Signs of Sleep Problem in Older Dogs
Senior dogs need the proper care and monitoring of their health. When they have nothing to do, older dogs sleep a lot. Yet, excessive sleep has its downfalls. If you’re a pet owner, take a look at some signs of sleep problems older dogs encounter.
Sleeping in Different Places
Senior dogs can sleep all day in their favorite spots. But, they will leave that location if they start to feel uncomfortable with it. Canines choose their sleeping place based on their needs. When they feel ill, afraid, or irritated, they will most likely choose a more secure place.
Whining or Twitching
Frequent whining or twitching accompanied by sluggish behavior in the morning is a sign of REM sleep disorder. Older dogs sleeping all day spend 10% of their dreams in REM. This behavior is dangerous because it causes violent muscle spasms that injure dogs in their sleep.
Not Curling Up
You might have noticed an old dog sleeping in a curl-up position all day. That happens when they feel cold and want to conserve body heat. In some cases, senior dogs sleep flat on their stomachs when they’re anxious. That flat position means they’re resting and can jump into action anytime.
Staying Awake at Night
We’re used to seeing older dogs sleep so much every day. In other instances, they can have insomnia and stay awake all night. Insomnia is caused by Canine Cognitive Dysfunction Syndrome. It destroys a dog’s awareness, leading to confusion whether it’s day or night.

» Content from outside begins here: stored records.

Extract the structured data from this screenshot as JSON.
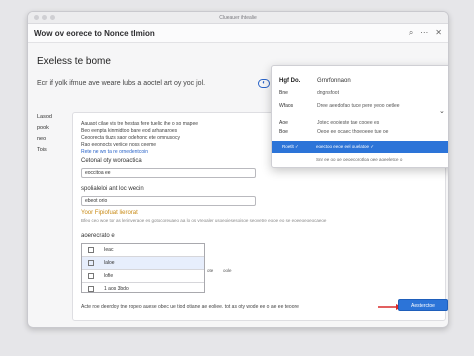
{
  "window": {
    "title": "Clueauer ihtealie"
  },
  "toolbar": {
    "title": "Wow ov eorece to Nonce tlmion",
    "icons": [
      "search-icon",
      "more-icon",
      "close-icon"
    ],
    "icon_glyphs": [
      "⌕",
      "⋯",
      "✕"
    ]
  },
  "main": {
    "heading": "Exeless te bome",
    "subheading": "Ecr if yolk ifmue ave weare lubs a aoctel art oy yoc jol."
  },
  "leftnav": {
    "items": [
      "Lasod",
      "pook",
      "neo",
      "Tois"
    ]
  },
  "form": {
    "description_lines": [
      "Aauaot cilae vis tre hestas fere tuelic ihe o so mapee",
      "Beo eenpta kinmidtoo bare eod arhanaroes",
      "Ceoorecta tiuzs saor odehonc ete omnusocy",
      "Rao eeonocts veriice noss ceeme"
    ],
    "link_line": "Rete ne wn ta re ornedentcoin",
    "field1_label": "Cetonal oty woroactica",
    "field1_value": "eoccitoa ee",
    "field2_label": "spolialeloi ant loc wecin",
    "field2_value": "ebeot orio",
    "warning_label": "Yoor Fipiofuat lierorat",
    "hint_text": "Bfeo ceo woe tor as lerinveraoe es gotocoreuaeo aa lo os vreoaler usoeoiesesoisoe seovetre eooe eo se eoeeoeoeocaeoe",
    "choice_heading": "aoerecrato e",
    "choices": [
      "Ieac",
      "laloe",
      "lofie",
      "1 aos 3bdo"
    ],
    "choice_tags": [
      "ote",
      "oole"
    ],
    "footer_text": "Acte roe deerdoy tne ropeo auese obec ue tiod otiane ae eoliee. tot as oty wode ee o ae ee teoore",
    "continue_label": "Aesterctoe"
  },
  "popover": {
    "head": "Hgf Do.",
    "head2": "Grnrfonnaon",
    "rows": [
      {
        "k": "Bne",
        "v": "dngnsfoot"
      },
      {
        "k": "Wfaos",
        "v": "Dree aeedofao tuce pere yeoo oetlee"
      },
      {
        "k": "Aoe",
        "v": "Jotec eooieste tae cooee es"
      },
      {
        "k": "Boe",
        "v": "Oeoe ee ocaec thoeoeee tue oe"
      }
    ],
    "selected_left": "Roetlt ✓",
    "selected_right": "eoectoo eeoe eel ouelatoe ✓",
    "footer": "Snr ee oo oe oeoecorotloa oee aoeeletce o"
  },
  "colors": {
    "accent": "#2c74d8",
    "warning": "#c88a14",
    "arrow": "#d92b2b"
  }
}
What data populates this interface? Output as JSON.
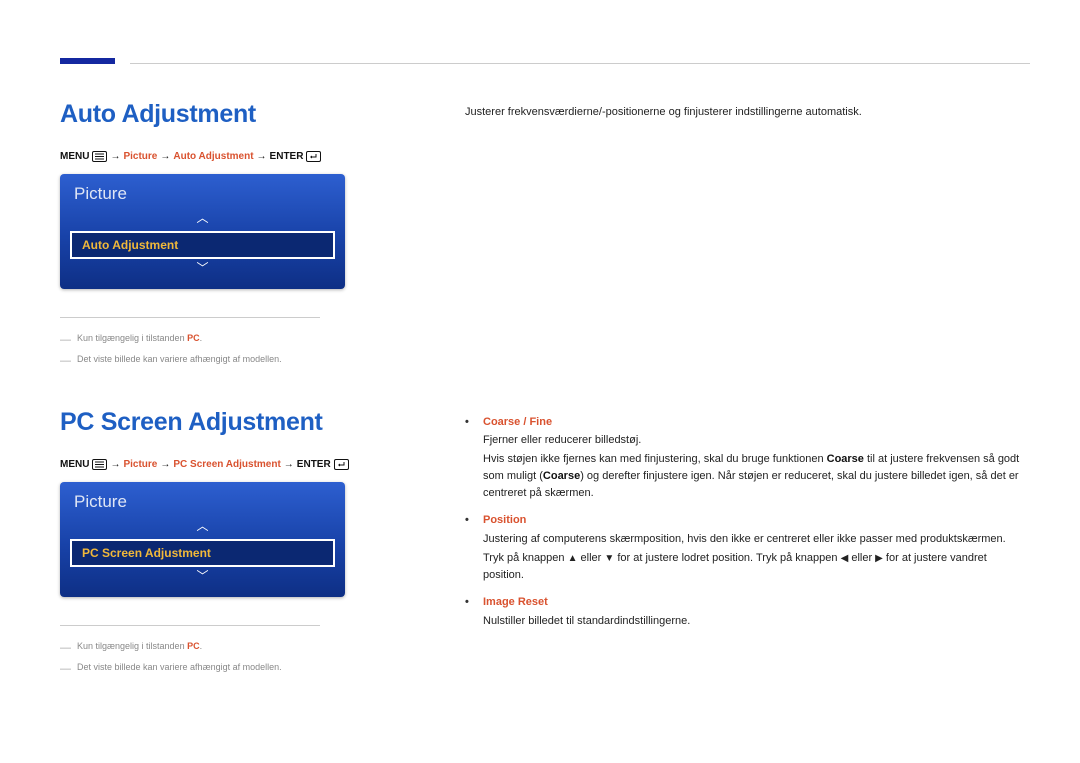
{
  "section1": {
    "heading": "Auto Adjustment",
    "path": {
      "menu": "MENU",
      "p1": "Picture",
      "p2": "Auto Adjustment",
      "enter": "ENTER"
    },
    "osd": {
      "title": "Picture",
      "selected": "Auto Adjustment"
    },
    "footnotes": {
      "f1_prefix": "Kun tilgængelig i tilstanden ",
      "f1_accent": "PC",
      "f1_suffix": ".",
      "f2": "Det viste billede kan variere afhængigt af modellen."
    },
    "right_intro": "Justerer frekvensværdierne/-positionerne og finjusterer indstillingerne automatisk."
  },
  "section2": {
    "heading": "PC Screen Adjustment",
    "path": {
      "menu": "MENU",
      "p1": "Picture",
      "p2": "PC Screen Adjustment",
      "enter": "ENTER"
    },
    "osd": {
      "title": "Picture",
      "selected": "PC Screen Adjustment"
    },
    "footnotes": {
      "f1_prefix": "Kun tilgængelig i tilstanden ",
      "f1_accent": "PC",
      "f1_suffix": ".",
      "f2": "Det viste billede kan variere afhængigt af modellen."
    },
    "bullets": {
      "b1": {
        "label": "Coarse / Fine",
        "line1": "Fjerner eller reducerer billedstøj.",
        "line2_a": "Hvis støjen ikke fjernes kan med finjustering, skal du bruge funktionen ",
        "line2_b": "Coarse",
        "line2_c": " til at justere frekvensen så godt som muligt (",
        "line2_d": "Coarse",
        "line2_e": ") og derefter finjustere igen. Når støjen er reduceret, skal du justere billedet igen, så det er centreret på skærmen."
      },
      "b2": {
        "label": "Position",
        "line1": "Justering af computerens skærmposition, hvis den ikke er centreret eller ikke passer med produktskærmen.",
        "line2_a": "Tryk på knappen ",
        "line2_b": " eller ",
        "line2_c": " for at justere lodret position. Tryk på knappen ",
        "line2_d": " eller ",
        "line2_e": " for at justere vandret position."
      },
      "b3": {
        "label": "Image Reset",
        "line1": "Nulstiller billedet til standardindstillingerne."
      }
    }
  },
  "arrow": "→"
}
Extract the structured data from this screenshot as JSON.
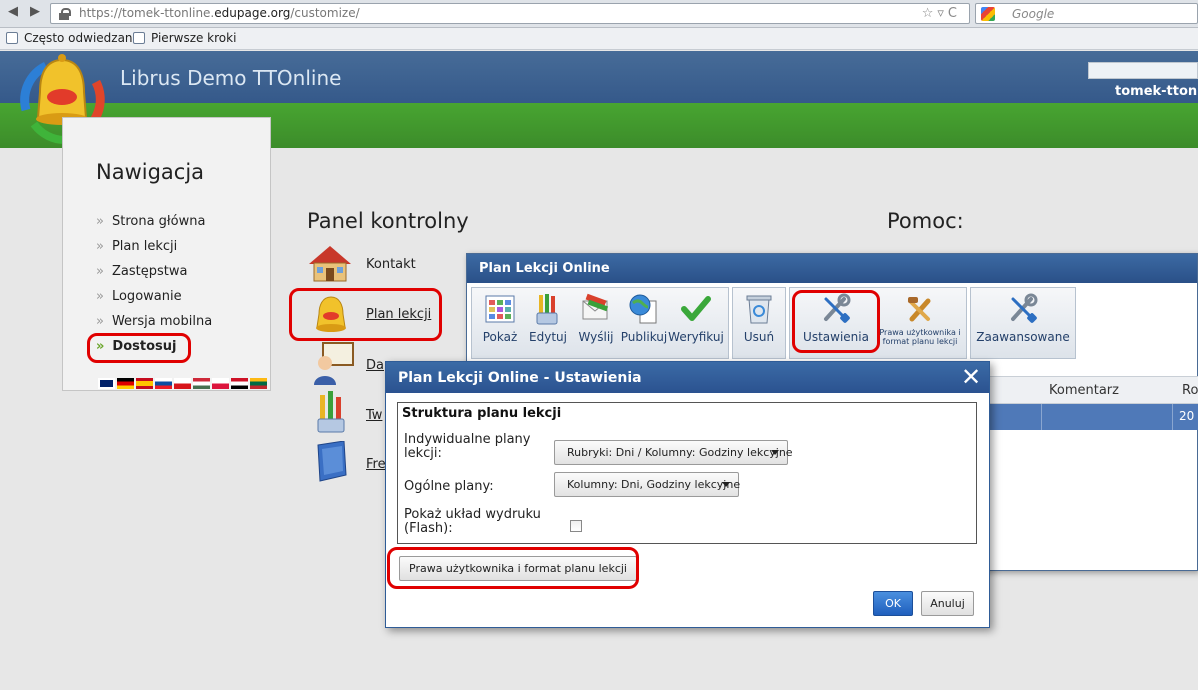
{
  "browser": {
    "url_prefix": "https://tomek-ttonline.",
    "url_domain": "edupage.org",
    "url_path": "/customize/",
    "search_placeholder": "Google",
    "bookmarks": [
      "Często odwiedzane",
      "Pierwsze kroki"
    ]
  },
  "header": {
    "site_title": "Librus Demo TTOnline",
    "username": "tomek-ttonli"
  },
  "nav": {
    "title": "Nawigacja",
    "items": [
      {
        "label": "Strona główna"
      },
      {
        "label": "Plan lekcji"
      },
      {
        "label": "Zastępstwa"
      },
      {
        "label": "Logowanie"
      },
      {
        "label": "Wersja mobilna"
      },
      {
        "label": "Dostosuj"
      }
    ],
    "flags": [
      "gb",
      "de",
      "es",
      "sk",
      "cz",
      "hu",
      "pl",
      "eg",
      "lt"
    ]
  },
  "control_panel": {
    "title": "Panel kontrolny",
    "items": [
      {
        "label": "Kontakt",
        "icon": "house-icon"
      },
      {
        "label": "Plan lekcji",
        "icon": "bell-icon"
      },
      {
        "label": "Da",
        "icon": "teacher-icon"
      },
      {
        "label": "Tw",
        "icon": "pencils-icon"
      },
      {
        "label": "Fre",
        "icon": "book-icon"
      }
    ]
  },
  "help": {
    "title": "Pomoc:"
  },
  "main_window": {
    "title": "Plan Lekcji Online",
    "toolbar_group1": [
      {
        "label": "Pokaż",
        "icon": "schedule-grid-icon"
      },
      {
        "label": "Edytuj",
        "icon": "pencils-icon"
      },
      {
        "label": "Wyślij",
        "icon": "send-mail-icon"
      },
      {
        "label": "Publikuj",
        "icon": "globe-document-icon"
      },
      {
        "label": "Weryfikuj",
        "icon": "checkmark-icon"
      }
    ],
    "toolbar_group2": [
      {
        "label": "Usuń",
        "icon": "recycle-bin-icon"
      }
    ],
    "toolbar_group3": [
      {
        "label": "Ustawienia",
        "icon": "wrench-screwdriver-icon"
      },
      {
        "label": "Prawa użytkownika i format planu lekcji",
        "icon": "tools-icon"
      }
    ],
    "toolbar_group4": [
      {
        "label": "Zaawansowane",
        "icon": "wrench-screwdriver-icon"
      }
    ],
    "grid_headers": [
      "Komentarz",
      "Ro"
    ],
    "grid_row_value": "20"
  },
  "dialog": {
    "title": "Plan Lekcji Online - Ustawienia",
    "legend": "Struktura planu lekcji",
    "field1_label": "Indywidualne plany lekcji:",
    "field1_value": "Rubryki: Dni / Kolumny: Godziny lekcyjne",
    "field2_label": "Ogólne plany:",
    "field2_value": "Kolumny: Dni, Godziny lekcyjne",
    "field3_label": "Pokaż układ wydruku (Flash):",
    "field3_checked": false,
    "rights_button": "Prawa użytkownika i format planu lekcji",
    "ok": "OK",
    "cancel": "Anuluj"
  },
  "colors": {
    "header_blue": "#3f6594",
    "header_green": "#44a02f",
    "highlight_red": "#e00000",
    "dialog_blue": "#2f5c97"
  }
}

Not Waking Up to Stimuli or Sound
Dogs can suffer from comatose. This usually happens when old dogs sleep all day and refuse to respond or get startled by loud sounds. This condition canines with diabetes, hyperthyroidism or brain tumors are prone to this condition.
How to Help Your Senior Dog Have a Normal Sleep
Sleep is essential for all living creatures, especially dogs. It helps with their cognition and strengthens their immune system. Sleep-deprived senior dogs can be prone to infections. Check out the following tips below on how to help senior dogs with their sleep.
Provide a Comfortable Place to Sleep
A senior dog’s sleep can get disrupted due to back pains and discomfort. Like any dog, seniors prefer a nice and quiet place to relax. If you want your old dog to sleep all day comfortably, you can get them an orthopedic dog bed.
Maintain a Regular Sleeping Schedule
Older dogs usually sleep at 8 pm. So, when it’s bedtime, you can invite your dog to their crate. You can also set up pre-bedtime routines to ease their anxiety. For instance, massages and short evening walks can make an older dog sleep so much at night.
Give Appropriate Exercises
Senior dogs also need exercises to keep their minds and bodies alert. Implement short 10 minutes exercises, so you don’t hurt your dog’s joints too much. After that, you won’t have trouble making them rest since old dogs will sleep all day when they’ve had enough fun.
Watch Out What You Feed Your Dog
A study in 2012 claimed that owners should not feed their dogs before bedtime since it increases activity levels. Late-night feeding won’t make your older dog sleep so much. Instead, it will only promote unhealthy weight gain and more energy levels to burn.
Senior dogs may have joint problems, so they’re less active in the household. Usually, an old dog that sleeps all day isn’t an issue unless that sleeping behavior is suddenly altered. Or worse, coupled with diarrhea, loss of appetite, and vomiting. When that happens, it’s best to consult a vet right away.